I doubt Harvey’s client surveyed his Canadian neighbors prior to offering his headache handling services. Ford’s notorious quote is: “If I asked my clients what they want, they would ask for a faster horse.” Steve Jobs too is famous for NOT doing any surveys and trusting his intuition.

Apple Computer president Michael Scott in 1980 wrote a memo announcing that “EFFECTIVE IMMEDIATELY!! NO MORE TYPEWRITERS ARE TO BE PURCHASED, LEASED, etc., etc.” by the computer company, with a goal to eliminate typewriters by 1 January 1981.

In 1988, Microsoft manager Paul Maritz sent Brian Valentine, test manager for Microsoft LAN Manager, an email titled “Eating our own Dogfood”, challenging him to increase internal usage of the company’s product. The idea behind “dogfooding” is that if you expect customers to buy your products, you should also be willing to use them. Some people call this “do what you preach.”

Dogfooding needs to be transparent and honest: “watered-down examples, such as auto dealers’ policy of making salespeople drive the brands they sell, or Coca-Cola allowing no Pepsi products in corporate offices … are irrelevant.” (Wikipedia) A perceived advantage beyond marketing is that it should allow employees to test the products in real, complex scenarios, and it gives management pre-launch a sense of progress as the product is being used in practice.

“Microsoft’s use of Windows and .NET would be irrelevant except for one thing: Its software project leads and on-line services managers do have the freedom to choose.”

If you think about it, patients, like customers, seldom know what they really need or want. Surveys only help those who sell survey management services.

When it comes to your physical therapy billing and profitability, you and your staff need to be the final judge of your services. Steve Jobs wanted a computer that he would want to use instead of the typewriter. Ford wanted a car that he would want to drive instead of riding a horse. I want a software service that my staff and I would WANT to use to manage our company.  I want a blog that I choose to read it, that would teach me something new.

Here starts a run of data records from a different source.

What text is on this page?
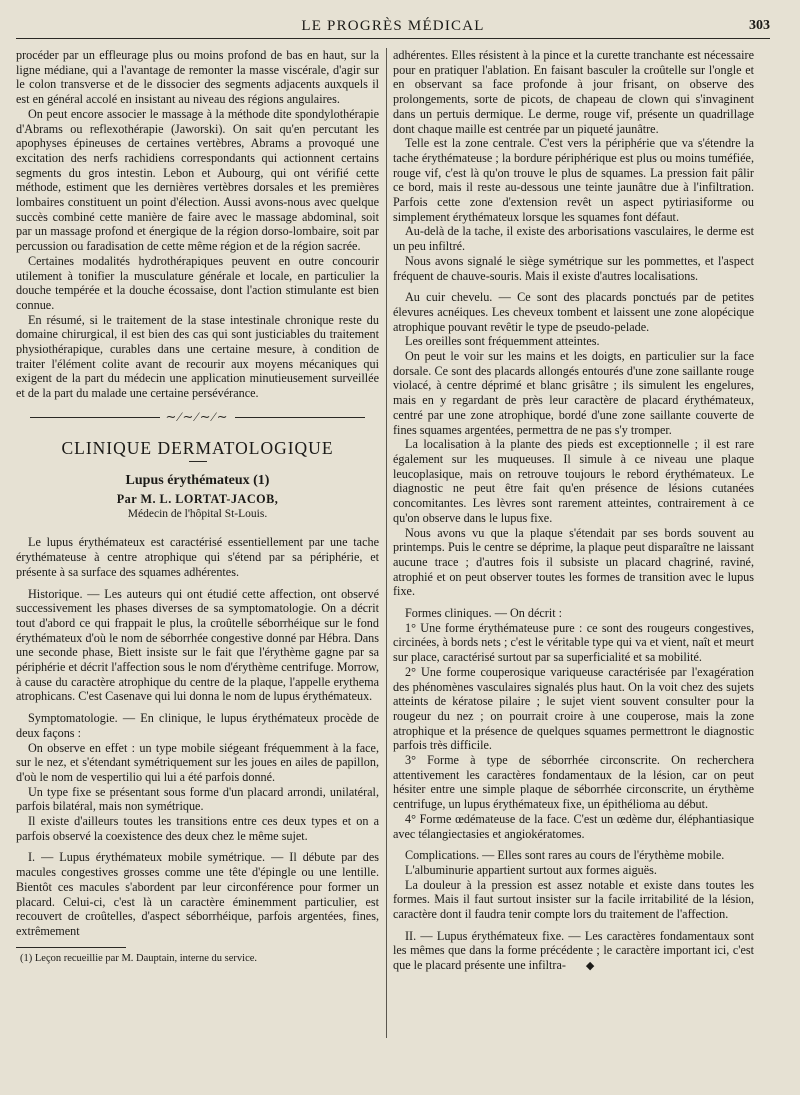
LE PROGRÈS MÉDICAL	303

procéder par un effleurage plus ou moins profond de bas en haut, sur la ligne médiane, qui a l'avantage de remonter la masse viscérale, d'agir sur le colon transverse et de le dissocier des segments adjacents auxquels il est en général accolé en insistant au niveau des régions angulaires.

On peut encore associer le massage à la méthode dite spondylothérapie d'Abrams ou reflexothérapie (Jaworski). On sait qu'en percutant les apophyses épineuses de certaines vertèbres, Abrams a provoqué une excitation des nerfs rachidiens correspondants qui actionnent certains segments du gros intestin. Lebon et Aubourg, qui ont vérifié cette méthode, estiment que les dernières vertèbres dorsales et les premières lombaires constituent un point d'élection. Aussi avons-nous avec quelque succès combiné cette manière de faire avec le massage abdominal, soit par un massage profond et énergique de la région dorso-lombaire, soit par percussion ou faradisation de cette même région et de la région sacrée.

Certaines modalités hydrothérapiques peuvent en outre concourir utilement à tonifier la musculature générale et locale, en particulier la douche tempérée et la douche écossaise, dont l'action stimulante est bien connue.

En résumé, si le traitement de la stase intestinale chronique reste du domaine chirurgical, il est bien des cas qui sont justiciables du traitement physiothérapique, curables dans une certaine mesure, à condition de traiter l'élément colite avant de recourir aux moyens mécaniques qui exigent de la part du médecin une application minutieusement surveillée et de la part du malade une certaine persévérance.

∼∕∼∕∼∕∼
CLINIQUE DERMATOLOGIQUE
Lupus érythémateux (1)
Par M. L. LORTAT-JACOB,
Médecin de l'hôpital St-Louis.

Le lupus érythémateux est caractérisé essentiellement par une tache érythémateuse à centre atrophique qui s'étend par sa périphérie, et présente à sa surface des squames adhérentes.

Historique. — Les auteurs qui ont étudié cette affection, ont observé successivement les phases diverses de sa symptomatologie. On a décrit tout d'abord ce qui frappait le plus, la croûtelle séborrhéique sur le fond érythémateux d'où le nom de séborrhée congestive donné par Hébra. Dans une seconde phase, Biett insiste sur le fait que l'érythème gagne par sa périphérie et décrit l'affection sous le nom d'érythème centrifuge. Morrow, à cause du caractère atrophique du centre de la plaque, l'appelle erythema atrophicans. C'est Casenave qui lui donna le nom de lupus érythémateux.

Symptomatologie. — En clinique, le lupus érythémateux procède de deux façons :

On observe en effet : un type mobile siégeant fréquemment à la face, sur le nez, et s'étendant symétriquement sur les joues en ailes de papillon, d'où le nom de vespertilio qui lui a été parfois donné.

Un type fixe se présentant sous forme d'un placard arrondi, unilatéral, parfois bilatéral, mais non symétrique.

Il existe d'ailleurs toutes les transitions entre ces deux types et on a parfois observé la coexistence des deux chez le même sujet.

I. — Lupus érythémateux mobile symétrique. — Il débute par des macules congestives grosses comme une tête d'épingle ou une lentille. Bientôt ces macules s'abordent par leur circonférence pour former un placard. Celui-ci, c'est là un caractère éminemment particulier, est recouvert de croûtelles, d'aspect séborrhéique, parfois argentées, fines, extrêmement

(1) Leçon recueillie par M. Dauptain, interne du service.

adhérentes. Elles résistent à la pince et la curette tranchante est nécessaire pour en pratiquer l'ablation. En faisant basculer la croûtelle sur l'ongle et en observant sa face profonde à jour frisant, on observe des prolongements, sorte de picots, de chapeau de clown qui s'invaginent dans un pertuis dermique. Le derme, rouge vif, présente un quadrillage dont chaque maille est centrée par un piqueté jaunâtre.

Telle est la zone centrale. C'est vers la périphérie que va s'étendre la tache érythémateuse ; la bordure périphérique est plus ou moins tuméfiée, rouge vif, c'est là qu'on trouve le plus de squames. La pression fait pâlir ce bord, mais il reste au-dessous une teinte jaunâtre due à l'infiltration. Parfois cette zone d'extension revêt un aspect pytiriasiforme ou simplement érythémateux lorsque les squames font défaut.

Au-delà de la tache, il existe des arborisations vasculaires, le derme est un peu infiltré.

Nous avons signalé le siège symétrique sur les pommettes, et l'aspect fréquent de chauve-souris. Mais il existe d'autres localisations.

Au cuir chevelu. — Ce sont des placards ponctués par de petites élevures acnéiques. Les cheveux tombent et laissent une zone alopécique atrophique pouvant revêtir le type de pseudo-pelade.

Les oreilles sont fréquemment atteintes.

On peut le voir sur les mains et les doigts, en particulier sur la face dorsale. Ce sont des placards allongés entourés d'une zone saillante rouge violacé, à centre déprimé et blanc grisâtre ; ils simulent les engelures, mais en y regardant de près leur caractère de placard érythémateux, centré par une zone atrophique, bordé d'une zone saillante couverte de fines squames argentées, permettra de ne pas s'y tromper.

La localisation à la plante des pieds est exceptionnelle ; il est rare également sur les muqueuses. Il simule à ce niveau une plaque leucoplasique, mais on retrouve toujours le rebord érythémateux. Le diagnostic ne peut être fait qu'en présence de lésions cutanées concomitantes. Les lèvres sont rarement atteintes, contrairement à ce qu'on observe dans le lupus fixe.

Nous avons vu que la plaque s'étendait par ses bords souvent au printemps. Puis le centre se déprime, la plaque peut disparaître ne laissant aucune trace ; d'autres fois il subsiste un placard chagriné, raviné, atrophié et on peut observer toutes les formes de transition avec le lupus fixe.

Formes cliniques. — On décrit :

1° Une forme érythémateuse pure : ce sont des rougeurs congestives, circinées, à bords nets ; c'est le véritable type qui va et vient, naît et meurt sur place, caractérisé surtout par sa superficialité et sa mobilité.

2° Une forme couperosique variqueuse caractérisée par l'exagération des phénomènes vasculaires signalés plus haut. On la voit chez des sujets atteints de kératose pilaire ; le sujet vient souvent consulter pour la rougeur du nez ; on pourrait croire à une couperose, mais la zone atrophique et la présence de quelques squames permettront le diagnostic parfois très difficile.

3° Forme à type de séborrhée circonscrite. On recherchera attentivement les caractères fondamentaux de la lésion, car on peut hésiter entre une simple plaque de séborrhée circonscrite, un érythème centrifuge, un lupus érythémateux fixe, un épithélioma au début.

4° Forme œdémateuse de la face. C'est un œdème dur, éléphantiasique avec télangiectasies et angiokératomes.

Complications. — Elles sont rares au cours de l'érythème mobile.

L'albuminurie appartient surtout aux formes aiguës.

La douleur à la pression est assez notable et existe dans toutes les formes. Mais il faut surtout insister sur la facile irritabilité de la lésion, caractère dont il faudra tenir compte lors du traitement de l'affection.

II. — Lupus érythémateux fixe. — Les caractères fondamentaux sont les mêmes que dans la forme précédente ; le caractère important ici, c'est que le placard présente une infiltra- ◆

Think about it – if you cannot use it, why would anybody else want to use it? If you offered an weight loss program while you weighed 250 pounds, do you think you would attract any patients?

On the other hand, if your program was that good that you used it yourself, how easy would it be to tell your story and get paid for the your services? Would it really matter if insurance covered it?

Trust your intuition and you will have happy patients who tell their friends about your physical therapy services!